Mandan News

Brian L. Gray: Oh, to be young again… but back then, not now…

I wonder how different I would be if I were a child living in today’s generation.

This was one of the random questions that popped into my head while I was lying in bed around 4 a.m. I have an incurable addiction to the nighttime. Something about it stimulates my senses more than any other time of the day. Many people I know make early mornings their personal time. Me? I like to share my moments of reflection with late night infomercials and early morning ag reports.

I think my love for nighttime must have an autobiographical reason – when I was young, it was a time when my parents took the time to read books to me, when life slowed down and readied itself for another day under the sun. When I shared bedrooms with my siblings, it was a time when we actually stopped fighting for the first time that day and spoke to one another, sharing stories and listening to what the other had to say. It’s strange to think, but the darkness provided us an outlet for getting into our own heads and coming closer together than we were able to during the day.

But by breakfast time the next morning, we were back to throwing Captain Crunch cereal at each other.

During most of my youth I shared my bedroom with my siblings. I shared a lot of things with them, and I don’t know if children these days know about sharing to the extent that I did when I was their age.

I can really only speculate here, because I have several friends who have children, but they prefer I stay away from their kids because I reek of nicotine and I have a tendency to talk with the tongue of a drunken pirate, but for one, I’ve noticed children these days are using cell phones at an earlier and earlier age. I’m seeing kindergarten-age children with phones that cost more than mine – and I’m somewhat certain that I do, in fact, earn more money than they do.

Seeing children that age these days with cellphones, I can’t help but visualize what it must be like in kindergartens now. I imagine today’s teachers attempting to get the class’ attention, but unable to speak over the ubiquitous ringing of cellphones and the incessant overbearing flow of pre-pubescent chatter:

MRS. NELSON: Johnny, could you put your cell phone away, please? I’d like to see you begin your drawing project.

JOHNNY (with his head buried in his phone, he looks up): I’m sorry, Mrs. Nelson, but this is an emergency. My friend Billy just poo-pood in the sandbox, and I’m trying to talk him out of burying it.

I don’t know exactly how things are today, but I wouldn’t be surprised if, once an infant speaks its first word, they are immediately placed on a mailing list for Verizon.

Children are also raised with TVs in almost every room now.

Children these days, I’ve noticed, are self-contained. I had none of that growing up. I was raised having to learn with my three siblings how to share our one home phone line. If our sister was ever on the phone too long, we’d have to stand next to her impatiently, waiting for her to notice our displeasure.

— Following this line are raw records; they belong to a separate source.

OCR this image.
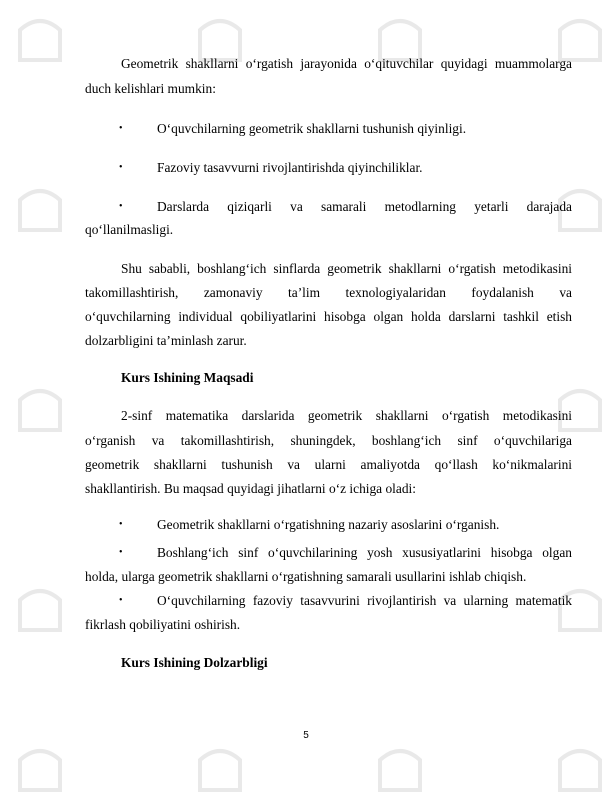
Geometrik shakllarni o‘rgatish jarayonida o‘qituvchilar quyidagi muammolarga
duch kelishlari mumkin:
•	O‘quvchilarning geometrik shakllarni tushunish qiyinligi.
•	Fazoviy tasavvurni rivojlantirishda qiyinchiliklar.
•	Darslarda qiziqarli va samarali metodlarning yetarli darajada
qo‘llanilmasligi.
Shu sababli, boshlang‘ich sinflarda geometrik shakllarni o‘rgatish metodikasini
takomillashtirish, zamonaviy ta’lim texnologiyalaridan foydalanish va
o‘quvchilarning individual qobiliyatlarini hisobga olgan holda darslarni tashkil etish
dolzarbligini ta’minlash zarur.
Kurs Ishining Maqsadi
2-sinf matematika darslarida geometrik shakllarni o‘rgatish metodikasini
o‘rganish va takomillashtirish, shuningdek, boshlang‘ich sinf o‘quvchilariga
geometrik shakllarni tushunish va ularni amaliyotda qo‘llash ko‘nikmalarini
shakllantirish. Bu maqsad quyidagi jihatlarni o‘z ichiga oladi:
•	Geometrik shakllarni o‘rgatishning nazariy asoslarini o‘rganish.
•	Boshlang‘ich sinf o‘quvchilarining yosh xususiyatlarini hisobga olgan
holda, ularga geometrik shakllarni o‘rgatishning samarali usullarini ishlab chiqish.
•	O‘quvchilarning fazoviy tasavvurini rivojlantirish va ularning matematik
fikrlash qobiliyatini oshirish.
Kurs Ishining Dolzarbligi
5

Or if we didn’t want to be in the vicinity of her, we’d simply jump on a different phone in another room (the antiquated version of what is now known as “the conference call”) and tell her to hurry up and shut up. And she did the same to us if she ever needed the phone. And that system worked out great.

It was the same for TV. We owned one TV when we were kids, and the four of us learned to share a mutual love for the same shows. Or if it was a day that our favorite shows happened to be on at the same time, we ran home after school and rushed through our homework as fast as we could so we could take control of the TV.

No day was the same – we improvised every day to new rules, new playbooks. And we had our battles during these times, sure. I got some bruises from these sibling skirmishes, and was guilty of doing some biting, scratching and kicking and learning how to talk like a pirate. But in the midst of it all, our parents pretty much left us alone to deal with each other in these situations. They never intervened – they allowed us to work out our problems. They gave us the chance to learn about compromise on our own, and to learn the hard way that if we kick our big brother in the shins really hard, he’ll respond by  doing the same thing to you.

It was moments like that where I also indirectly learned about Newton’s Laws of Motion.

I also learned a bit about politics when fighting for the phone or the TV – that Big Brother doesn’t always win. Democracy, the power of the people, always prevails. Whenever my sister, little brother and I teamed up, we were able to defeat our old brother, no matter how intimidating he could be.

We learned many valuable lessons this way, something kids now must have to learn in different situations. We learned about conflict resolution, and we built up our social skills and ability to interact with others. And we learned about sharing. Television may not be a great teacher, but working out who will watch it and when was a great learning tool in getting me and my siblings to grow up.

I do know something for certain about this world that I learned as I look back on my childhood – if you can learn to get along well with your family, you can get along with anybody in this world.

And that’s a lesson I hope everyone learns at some point.